U.S. Army Reserve Spc. David Forcier, assigned to the 468th Engineer Detachment, was working on a team for urban search and rescue at a vehicle extrication site.
"There's been an event and we're here to rescue the victims out from inside of the vehicles," said Forcier. "(The training) is absolutely phenomenal (in regards to) the amount of work that they are doing, and the rotations (that everyone is on). Everyone's doing a really good job at making sure that we're taking care of each other, and also taking care of the victims. (There is) a lot of good triage for the victims and making sure that the medical team is waiting for them, so when we extricate those victims, they are well taken care of and we're working really hard to make sure that every victim gets out in the least amount of time."
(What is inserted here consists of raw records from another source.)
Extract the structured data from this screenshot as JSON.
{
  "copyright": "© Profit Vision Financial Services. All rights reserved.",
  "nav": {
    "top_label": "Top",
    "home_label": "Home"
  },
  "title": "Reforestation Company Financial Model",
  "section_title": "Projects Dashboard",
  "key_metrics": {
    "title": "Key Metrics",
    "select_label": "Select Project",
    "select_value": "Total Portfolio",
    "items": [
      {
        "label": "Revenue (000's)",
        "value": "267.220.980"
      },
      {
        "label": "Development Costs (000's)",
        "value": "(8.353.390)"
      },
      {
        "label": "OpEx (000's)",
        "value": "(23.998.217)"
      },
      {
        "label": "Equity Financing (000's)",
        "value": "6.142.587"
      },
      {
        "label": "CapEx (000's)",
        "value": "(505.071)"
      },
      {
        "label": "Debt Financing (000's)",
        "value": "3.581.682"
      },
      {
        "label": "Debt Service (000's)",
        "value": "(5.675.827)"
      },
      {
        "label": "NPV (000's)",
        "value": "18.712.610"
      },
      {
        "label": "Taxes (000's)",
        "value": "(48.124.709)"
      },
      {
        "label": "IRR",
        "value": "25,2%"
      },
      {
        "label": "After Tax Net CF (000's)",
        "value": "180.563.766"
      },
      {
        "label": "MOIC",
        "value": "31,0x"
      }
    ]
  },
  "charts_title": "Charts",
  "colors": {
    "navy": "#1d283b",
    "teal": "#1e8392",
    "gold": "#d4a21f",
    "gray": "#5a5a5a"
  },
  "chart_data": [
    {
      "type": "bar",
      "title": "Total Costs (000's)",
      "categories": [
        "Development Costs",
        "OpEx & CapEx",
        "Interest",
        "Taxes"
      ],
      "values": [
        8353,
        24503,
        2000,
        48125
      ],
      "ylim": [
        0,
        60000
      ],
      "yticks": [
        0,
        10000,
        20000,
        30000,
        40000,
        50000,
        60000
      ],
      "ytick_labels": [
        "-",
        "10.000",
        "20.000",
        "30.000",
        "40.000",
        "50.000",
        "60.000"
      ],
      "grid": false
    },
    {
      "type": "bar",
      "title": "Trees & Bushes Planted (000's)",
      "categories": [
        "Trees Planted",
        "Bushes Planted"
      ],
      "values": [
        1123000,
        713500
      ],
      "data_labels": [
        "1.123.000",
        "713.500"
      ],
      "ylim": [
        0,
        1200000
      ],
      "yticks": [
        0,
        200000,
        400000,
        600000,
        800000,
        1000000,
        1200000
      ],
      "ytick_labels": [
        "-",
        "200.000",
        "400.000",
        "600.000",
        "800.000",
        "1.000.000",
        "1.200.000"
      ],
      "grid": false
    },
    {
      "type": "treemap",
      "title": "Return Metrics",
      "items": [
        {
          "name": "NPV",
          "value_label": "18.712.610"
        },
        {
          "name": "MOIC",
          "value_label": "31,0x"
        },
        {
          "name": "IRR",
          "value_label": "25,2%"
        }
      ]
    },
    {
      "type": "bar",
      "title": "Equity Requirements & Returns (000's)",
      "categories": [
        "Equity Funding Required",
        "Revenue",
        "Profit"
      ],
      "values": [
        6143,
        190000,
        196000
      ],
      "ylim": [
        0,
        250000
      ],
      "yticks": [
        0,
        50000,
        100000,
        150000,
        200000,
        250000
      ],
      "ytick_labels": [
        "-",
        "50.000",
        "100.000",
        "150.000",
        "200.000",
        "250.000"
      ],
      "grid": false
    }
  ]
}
Training scenarios primarily were focused on search and rescue operations, decontamination and medical support capabilities, but units were also tested on events such as an outbreak of protests from displaced civilian role-players at their facility gates.
"When I approached, everyone seemed mad and slammed on the gate," said Pfc. Miguel Sanchez, with the 555th Transportation Detachment. "We tried to work with them and tried to work with their leader, but they were not compliant and said that they didn't have a leader. But you have to do the best that you can and calm them down as much as you can --- afterwards, the commander arrived."
"I think it's great," said Brig. Gen. Michael Dillard, commanding general of the 78th Training Division, and deputy exercise director for Guardian Response 18. "This is all about protecting the homeland. I think it's an excellent exercise for our Soldiers to understand what's important and how to work with the civilian authorities. Also, to collaborate and communicate with the civilian authorities, as it would occur, and what they would do if we were to be involved in an incident of this magnitude."